Au cas où vous l’ignoriez, nous avons entamé mardi le 149e jour de
débats sur la charte de la laïcité. J’ai compté. Quatre mois et demi
d’âpres discussions, mais sans le moindre happy end en vue. Le
ministre responsable, Bernard Drainville, toujours aussi insouciant par
rapport au climat qui sévit dans les chaumières, répétait encore cette
semaine que, malgré la commission parlementaire qui débute, rien ne
changerait pour ce qui est des grands principes de son projet de loi.
Aussi bien dire : on entame un grand exercice de tournage en rond.
Malgré l’inconfort de se retrouver à couteaux tirés avec un voisin,
un collègue ou un membre de sa famille (je ne peux pas croire que ça ne
vous est pas arrivé, vous aussi), plus dure encore est l’attitude du
gouvernement Marois dans toute cette histoire. Je veux parler surtout de
cette façon d’appeler un chat un chien, de dire le contraire de la
réalité, d’affirmer que nous vivons une « crise » alors que tous les
intervenants disent le contraire, de prétendre vouloir la « cohésion »
alors qu’aucun débat n’a créé autant de divisions, de se dire préoccupé
par l’égalité hommes-femmes, « la chose la plus importante au Québec »
(mon oeil), alors que, visiblement, la chose qui compte actuellement
est de positionner le Québec comme l’adversaire incontesté du
multiculturalisme, question de tenir le Canada et tout l’univers
anglo-saxon à bout de bras. Lisez la lettre que Jean-François Lisée
publiait cette semaine dans le New York Times, très instructif à cet égard.
Le romancier George Orwell a un nom pour ce genre de sémantique contradictoire : la doublepensée (doublethink).

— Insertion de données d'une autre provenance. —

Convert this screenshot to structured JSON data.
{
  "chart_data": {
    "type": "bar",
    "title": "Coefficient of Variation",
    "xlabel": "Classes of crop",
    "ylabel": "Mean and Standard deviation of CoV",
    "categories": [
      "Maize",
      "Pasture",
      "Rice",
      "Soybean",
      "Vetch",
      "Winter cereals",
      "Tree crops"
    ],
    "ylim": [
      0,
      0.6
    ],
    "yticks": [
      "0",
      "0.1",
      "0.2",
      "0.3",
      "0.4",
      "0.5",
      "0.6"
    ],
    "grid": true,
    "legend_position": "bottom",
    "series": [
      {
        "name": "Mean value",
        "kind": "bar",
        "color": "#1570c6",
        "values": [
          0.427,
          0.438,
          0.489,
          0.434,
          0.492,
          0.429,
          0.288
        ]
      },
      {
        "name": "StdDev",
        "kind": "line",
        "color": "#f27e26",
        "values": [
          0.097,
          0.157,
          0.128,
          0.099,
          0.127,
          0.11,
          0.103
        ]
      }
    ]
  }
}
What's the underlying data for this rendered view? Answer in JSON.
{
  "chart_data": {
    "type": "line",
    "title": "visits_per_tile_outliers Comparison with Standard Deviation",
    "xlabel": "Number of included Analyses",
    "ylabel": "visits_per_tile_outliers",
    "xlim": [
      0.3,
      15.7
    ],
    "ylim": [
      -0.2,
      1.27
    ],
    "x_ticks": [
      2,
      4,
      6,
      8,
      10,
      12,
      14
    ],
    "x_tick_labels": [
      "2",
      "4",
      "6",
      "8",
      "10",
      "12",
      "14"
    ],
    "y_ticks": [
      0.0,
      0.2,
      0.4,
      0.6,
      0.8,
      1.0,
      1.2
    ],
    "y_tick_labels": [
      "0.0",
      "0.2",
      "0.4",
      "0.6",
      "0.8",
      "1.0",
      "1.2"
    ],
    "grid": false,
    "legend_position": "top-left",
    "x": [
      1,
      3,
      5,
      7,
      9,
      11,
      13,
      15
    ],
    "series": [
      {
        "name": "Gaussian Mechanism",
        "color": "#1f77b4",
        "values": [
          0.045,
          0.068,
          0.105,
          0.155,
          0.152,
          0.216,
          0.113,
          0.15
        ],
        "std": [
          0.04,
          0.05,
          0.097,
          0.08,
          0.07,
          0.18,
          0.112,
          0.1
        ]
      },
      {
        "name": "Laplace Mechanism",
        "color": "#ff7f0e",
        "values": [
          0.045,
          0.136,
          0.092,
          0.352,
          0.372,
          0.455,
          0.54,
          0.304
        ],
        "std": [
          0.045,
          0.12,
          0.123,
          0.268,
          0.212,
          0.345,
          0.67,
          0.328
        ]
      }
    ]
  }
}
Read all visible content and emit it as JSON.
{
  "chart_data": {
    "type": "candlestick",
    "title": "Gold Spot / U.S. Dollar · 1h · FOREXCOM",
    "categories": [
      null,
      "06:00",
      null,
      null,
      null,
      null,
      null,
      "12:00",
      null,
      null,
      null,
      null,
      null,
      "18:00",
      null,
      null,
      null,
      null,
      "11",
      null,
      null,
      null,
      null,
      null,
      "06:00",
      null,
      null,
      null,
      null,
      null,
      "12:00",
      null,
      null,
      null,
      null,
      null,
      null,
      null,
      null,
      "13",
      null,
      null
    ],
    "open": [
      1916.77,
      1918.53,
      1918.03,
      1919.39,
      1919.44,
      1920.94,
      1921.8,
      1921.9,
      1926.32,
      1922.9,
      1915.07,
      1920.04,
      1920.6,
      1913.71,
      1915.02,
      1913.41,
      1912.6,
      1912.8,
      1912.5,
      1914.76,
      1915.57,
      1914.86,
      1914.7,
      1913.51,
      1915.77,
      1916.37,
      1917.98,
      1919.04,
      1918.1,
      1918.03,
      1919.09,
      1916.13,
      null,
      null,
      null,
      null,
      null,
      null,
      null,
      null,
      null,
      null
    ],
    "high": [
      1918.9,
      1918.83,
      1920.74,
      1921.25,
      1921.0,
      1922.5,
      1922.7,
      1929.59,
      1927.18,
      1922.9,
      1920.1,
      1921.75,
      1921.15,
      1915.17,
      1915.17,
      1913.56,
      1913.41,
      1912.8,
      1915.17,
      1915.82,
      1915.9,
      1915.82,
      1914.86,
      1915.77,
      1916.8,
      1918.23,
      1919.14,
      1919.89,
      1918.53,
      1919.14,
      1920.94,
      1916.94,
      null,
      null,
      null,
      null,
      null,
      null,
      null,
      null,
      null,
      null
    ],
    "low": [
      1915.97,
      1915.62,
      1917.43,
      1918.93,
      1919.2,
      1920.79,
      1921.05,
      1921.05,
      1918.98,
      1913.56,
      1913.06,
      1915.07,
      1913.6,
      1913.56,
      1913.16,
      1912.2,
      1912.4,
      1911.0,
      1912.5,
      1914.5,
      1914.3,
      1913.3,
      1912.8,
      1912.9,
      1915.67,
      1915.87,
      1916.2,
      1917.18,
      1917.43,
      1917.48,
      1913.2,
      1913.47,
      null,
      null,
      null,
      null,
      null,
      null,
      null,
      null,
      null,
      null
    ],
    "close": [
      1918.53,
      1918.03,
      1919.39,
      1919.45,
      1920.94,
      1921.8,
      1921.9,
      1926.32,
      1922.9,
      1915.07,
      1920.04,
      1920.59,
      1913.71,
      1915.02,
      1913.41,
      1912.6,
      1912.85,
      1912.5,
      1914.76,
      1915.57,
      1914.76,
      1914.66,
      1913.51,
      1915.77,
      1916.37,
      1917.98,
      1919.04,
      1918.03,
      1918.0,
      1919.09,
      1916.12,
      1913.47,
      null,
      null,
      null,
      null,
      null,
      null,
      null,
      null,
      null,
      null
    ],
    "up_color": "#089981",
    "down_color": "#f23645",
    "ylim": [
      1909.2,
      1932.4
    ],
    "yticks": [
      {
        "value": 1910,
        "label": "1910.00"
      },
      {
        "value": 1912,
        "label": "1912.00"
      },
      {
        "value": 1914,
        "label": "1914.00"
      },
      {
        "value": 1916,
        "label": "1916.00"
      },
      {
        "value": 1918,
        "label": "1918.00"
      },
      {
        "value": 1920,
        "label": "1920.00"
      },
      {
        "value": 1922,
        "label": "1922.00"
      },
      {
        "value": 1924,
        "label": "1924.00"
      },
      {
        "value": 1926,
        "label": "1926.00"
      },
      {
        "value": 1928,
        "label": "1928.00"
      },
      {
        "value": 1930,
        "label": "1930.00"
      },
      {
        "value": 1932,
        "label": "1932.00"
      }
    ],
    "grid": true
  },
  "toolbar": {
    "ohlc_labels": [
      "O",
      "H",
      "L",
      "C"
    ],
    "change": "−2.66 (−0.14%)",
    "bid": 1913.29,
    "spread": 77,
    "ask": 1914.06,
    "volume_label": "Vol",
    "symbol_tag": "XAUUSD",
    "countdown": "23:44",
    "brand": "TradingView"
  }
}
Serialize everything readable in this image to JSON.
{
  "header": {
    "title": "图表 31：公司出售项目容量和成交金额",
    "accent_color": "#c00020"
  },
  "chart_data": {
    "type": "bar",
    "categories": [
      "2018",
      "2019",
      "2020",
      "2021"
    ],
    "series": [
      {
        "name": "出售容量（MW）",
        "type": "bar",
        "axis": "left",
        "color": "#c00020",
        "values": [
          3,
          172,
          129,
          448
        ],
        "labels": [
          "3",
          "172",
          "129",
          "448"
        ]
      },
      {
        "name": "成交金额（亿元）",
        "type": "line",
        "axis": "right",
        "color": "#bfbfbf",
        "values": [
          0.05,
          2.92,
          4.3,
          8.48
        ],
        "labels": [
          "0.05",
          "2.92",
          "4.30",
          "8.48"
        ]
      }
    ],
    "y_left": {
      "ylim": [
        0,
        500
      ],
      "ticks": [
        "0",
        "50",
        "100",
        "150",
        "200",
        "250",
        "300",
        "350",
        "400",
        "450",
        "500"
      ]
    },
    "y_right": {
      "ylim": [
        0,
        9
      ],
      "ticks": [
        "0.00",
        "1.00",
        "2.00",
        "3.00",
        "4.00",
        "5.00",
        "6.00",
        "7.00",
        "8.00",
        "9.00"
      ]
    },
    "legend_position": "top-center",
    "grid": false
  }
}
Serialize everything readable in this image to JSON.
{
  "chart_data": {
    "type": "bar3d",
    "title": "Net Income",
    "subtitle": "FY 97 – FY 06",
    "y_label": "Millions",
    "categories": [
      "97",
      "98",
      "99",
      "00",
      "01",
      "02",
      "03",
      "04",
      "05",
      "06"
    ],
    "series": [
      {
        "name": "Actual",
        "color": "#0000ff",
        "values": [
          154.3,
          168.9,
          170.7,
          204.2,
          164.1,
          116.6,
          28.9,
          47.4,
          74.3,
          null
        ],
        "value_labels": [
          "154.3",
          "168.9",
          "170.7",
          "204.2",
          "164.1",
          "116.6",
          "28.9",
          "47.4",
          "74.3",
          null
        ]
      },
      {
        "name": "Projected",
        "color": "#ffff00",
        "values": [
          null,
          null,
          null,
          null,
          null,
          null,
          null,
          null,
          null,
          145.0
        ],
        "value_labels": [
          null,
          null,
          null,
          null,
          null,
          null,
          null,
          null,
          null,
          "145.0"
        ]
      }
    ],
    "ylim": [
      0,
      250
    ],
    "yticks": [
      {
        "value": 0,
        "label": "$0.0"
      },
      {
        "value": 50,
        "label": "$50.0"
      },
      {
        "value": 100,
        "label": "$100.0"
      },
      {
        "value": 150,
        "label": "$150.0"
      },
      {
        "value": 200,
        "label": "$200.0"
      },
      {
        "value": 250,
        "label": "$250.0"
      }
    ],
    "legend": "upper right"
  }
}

Dire une chose, le plus sincèrement du monde, tout en évoquant son
contraire, arme politique redoutable et malaisée s’il en est une. Les
manoeuvres du gouvernement Marois sont à ce point cousues de fil blanc
que j’ai fini par croire, moi aussi, qu’il n’a pas du tout l’intention,
malgré ce qu’il en dit, de passer son projet de loi. Un parti quelque
soit peu sérieux à cet égard aurait commencé par fournir des études,
aurait proposé une définition de la neutralité d’État, ce qui manque
toujours à l’appel, aurait, vu son statut minoritaire, davantage écouté
les voix discordantes, mis un peu d’eau dans son vin. Surtout, un parti
bien motivé aurait sauté sur l’occasion de saisir le consensus qui se
dégage pour en faire un premier projet de loi.
Unité de pensée
Il existe après tout une extraordinaire unité de pensée sur les deux
tiers du projet de loi 60. Nous voulons tous la neutralité de l’État
comme principe fondateur, la réaffirmation de l’importance de l’égalité
hommes-femmes et, finalement, des balises, plus limpides encore, pour
encadrer les accommodements religieux. Devant une situation comme celle
qui vient de se produire à l’Université York à Toronto, il faut que ce
soit archiclair : personne ne peut invoquer un motif religieux pour
éviter le contact avec des femmes, puisqu’il s’agit là d’une censure
implicite de la présence des femmes sur la place publique. Personne ne
veut ça.
Il y aurait là un projet de loi que tout le monde s’empresserait de
signer, comme le proposait d’ailleurs Québec solidaire en octobre
dernier. Il s’agirait d’un véritable acte de cohésion permettant
ensuite, à tête un peu plus reposée, de passer à l’étape plus
difficile : jusqu’où interdire les signes religieux ? Curieusement, ce
n’est pas ce que choisit le gouvernement Marois. Malgré les âpres
divisions à ce sujet, malgré une détérioration des rapports sociaux et
une augmentation des préjugés à l’égard de communautés culturelles — ce
dont fait état un sondage Léger publié cette semaine —, malgré le fait
que toutes les grandes universités du Québec, la Ville de Montréal, la
Fédération autonome des enseignants, l’Association des médecins, la
commission scolaire anglophone de Montréal, l’Hôpital juif de Montréal,
pour ne rien dire de la Commission des droits de la personne, malgré le
fait que toutes ces institutions clés sont en profond désaccord avec
cette partie du projet, et ont l’intention de protester devant les
tribunaux s’il le faut, le gouvernement fait la sourde oreille,
préférant les quelques points de plus que sa position « sans compromis »
récolte dans les sondages.
À noter que cette hausse dans les sondages veut aussi dire une
clientèle plus masculine et moins scolarisée pour le PQ. En plus de
semer la pagaille dans les rangs, la charte de la laïcité est en train
d’adéquiciser le parti de René Lévesque. De là à voir ce projet comme un
pacte avec le diable, il n’y a qu’un pas que, visiblement, le PQ
lui-même hésite à franchir. Au moins ça.